There is a little bit of George Bailey in us all, says Hope resident Pete Law.
Law is producing and staring in the one-man show "This Wonderful Life," a play adapted from the beloved 1946 film "It's a Wonderful Life" this month at WILLow LeaVes of Hope.
Presented by the Actors' Studio of Hope, the show will be offered as a dinner theatre production at 6 p.m. Dec. 8, 9, 15 and 16 and a 1 p.m. matinee Dec. 10 and 17.
"The play is pretty much 'It's a Wonderful Life,'" Law says. "It is based on the screen play written by Steve Murray."
Law is no stranger to performing solo, but he admits this 75 minute production is certainly proving to be a challenge.
"I've taken classes at Second City in Chicago with one- person shows and that has definitely helped me a lot," he says. "I feel like it helped me to transition between characters better."
Unlike his performances in "Christmas of Yesteryear" and "Playing Doctor," Law is challenging himself further by going script-free.
"I won't have the script right in front of me," he says. "I'm trying to get the play memorized and I feel like it is making me better because all the pressure is on me."
Performed against a backdrop of minimalist scenery and props, Law will play more than 20 characters including his own adaptation of the beloved George Bailey - played by the late Jimmy Steward in the original film.
"It is going to be a stretch and most people are familiar with the story and I want to make sure I do it justice," Law says. "I want to make the characters my own, so I won't sound exactly like Jimmy Stewart or Donna Reed. The challenge is that I have to be really aware of the script and which characters are which."
The 42-year-old actor says he has always felt a kind of kinship with the Stewart's character. Like George Bailey, Law says he relates to the idea of wanting to pursue dreams while life seems to get in the way.

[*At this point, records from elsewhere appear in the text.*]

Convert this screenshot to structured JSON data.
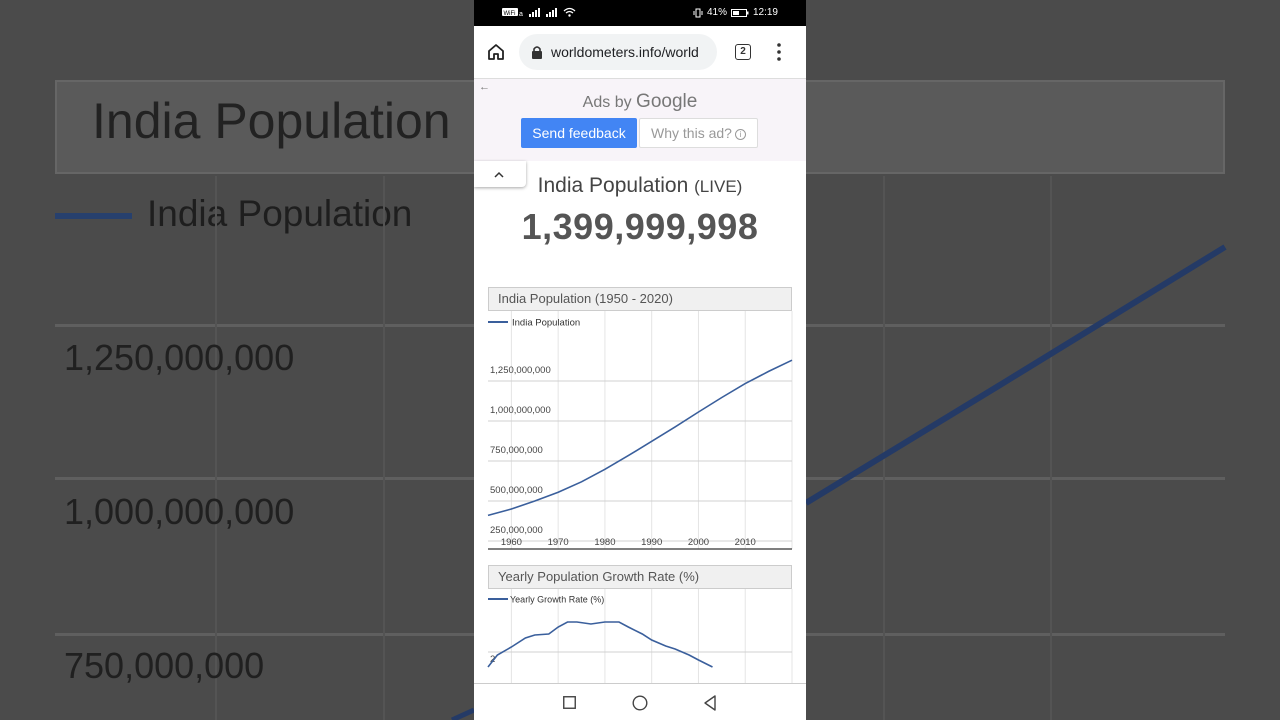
{
  "background": {
    "title": "India Population",
    "legend": "India Population",
    "ticks": [
      "1,250,000,000",
      "1,000,000,000",
      "750,000,000"
    ]
  },
  "status_bar": {
    "battery": "41%",
    "time": "12:19"
  },
  "browser": {
    "url": "worldometers.info/world",
    "tab_count": "2"
  },
  "ad": {
    "ads_by": "Ads by",
    "brand": "Google",
    "send_feedback": "Send feedback",
    "why_this_ad": "Why this ad?"
  },
  "population": {
    "title": "India Population",
    "live": "(LIVE)",
    "count": "1,399,999,998"
  },
  "charts": {
    "population_chart": {
      "header": "India Population (1950 - 2020)",
      "legend": "India Population"
    },
    "growth_chart": {
      "header": "Yearly Population Growth Rate (%)",
      "legend": "Yearly Growth Rate (%)"
    }
  },
  "chart_data": [
    {
      "type": "line",
      "title": "India Population (1950 - 2020)",
      "series": [
        {
          "name": "India Population",
          "x": [
            1955,
            1960,
            1965,
            1970,
            1975,
            1980,
            1985,
            1990,
            1995,
            2000,
            2005,
            2010,
            2015,
            2020
          ],
          "y": [
            410000000,
            450000000,
            500000000,
            555000000,
            620000000,
            698000000,
            784000000,
            873000000,
            963000000,
            1056000000,
            1147000000,
            1234000000,
            1310000000,
            1380000000
          ]
        }
      ],
      "xticks": [
        "1960",
        "1970",
        "1980",
        "1990",
        "2000",
        "2010"
      ],
      "yticks": [
        "250,000,000",
        "500,000,000",
        "750,000,000",
        "1,000,000,000",
        "1,250,000,000"
      ],
      "xlim": [
        1955,
        2020
      ],
      "ylim": [
        200000000,
        1450000000
      ],
      "grid": true,
      "legend": "top-left"
    },
    {
      "type": "line",
      "title": "Yearly Population Growth Rate (%)",
      "series": [
        {
          "name": "Yearly Growth Rate (%)",
          "x": [
            1955,
            1957,
            1960,
            1963,
            1965,
            1968,
            1970,
            1972,
            1974,
            1977,
            1980,
            1983,
            1985,
            1988,
            1990,
            1993,
            1995,
            1998,
            2000,
            2003
          ],
          "y": [
            1.85,
            1.97,
            2.05,
            2.14,
            2.17,
            2.18,
            2.25,
            2.3,
            2.3,
            2.28,
            2.3,
            2.3,
            2.25,
            2.18,
            2.12,
            2.06,
            2.03,
            1.97,
            1.92,
            1.85
          ]
        }
      ],
      "yticks": [
        "2"
      ],
      "xlim": [
        1955,
        2020
      ],
      "grid": true,
      "legend": "top-left"
    }
  ]
}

"I want to pursue dreams, but keep my home here in Hope, like Bedford Falls is part of Bailey's life," Law says. "We have all had that feeling that we don't feel like we are important to anyone, but what I want people to take away is we have all touched people in our own ways and if we hadn't been there how life would have been different for someone else."
Since he began actively pursuing his acting career nearly three years ago, Law says performing a play based off a movie he's always loved is something that has appealed to him for some time.
For Law, it is making the commitment to himself to get better and better.
"By doing 20 or more characters that is a lot of acting skills you have to put into place," he says. "And I have a lot of training to put into place and it helps me get better."
Another perk of performing solo? It makes rehearsals a lot easier.
"During the holidays it is hard to gather a cast together," he says. "By doing a one man show you don't have to worry about that and you can rehearse on your own."
As the holidays approach Law hopes the play will offer some positivity to counteract a social and political climate where negativity and uncertainty seem to permeate everything.
"I just want those who come see the play to take away a good feeling that everyone is important," Law says. "The way everything is right now, I hope this can alleviate the negativity that surrounds people."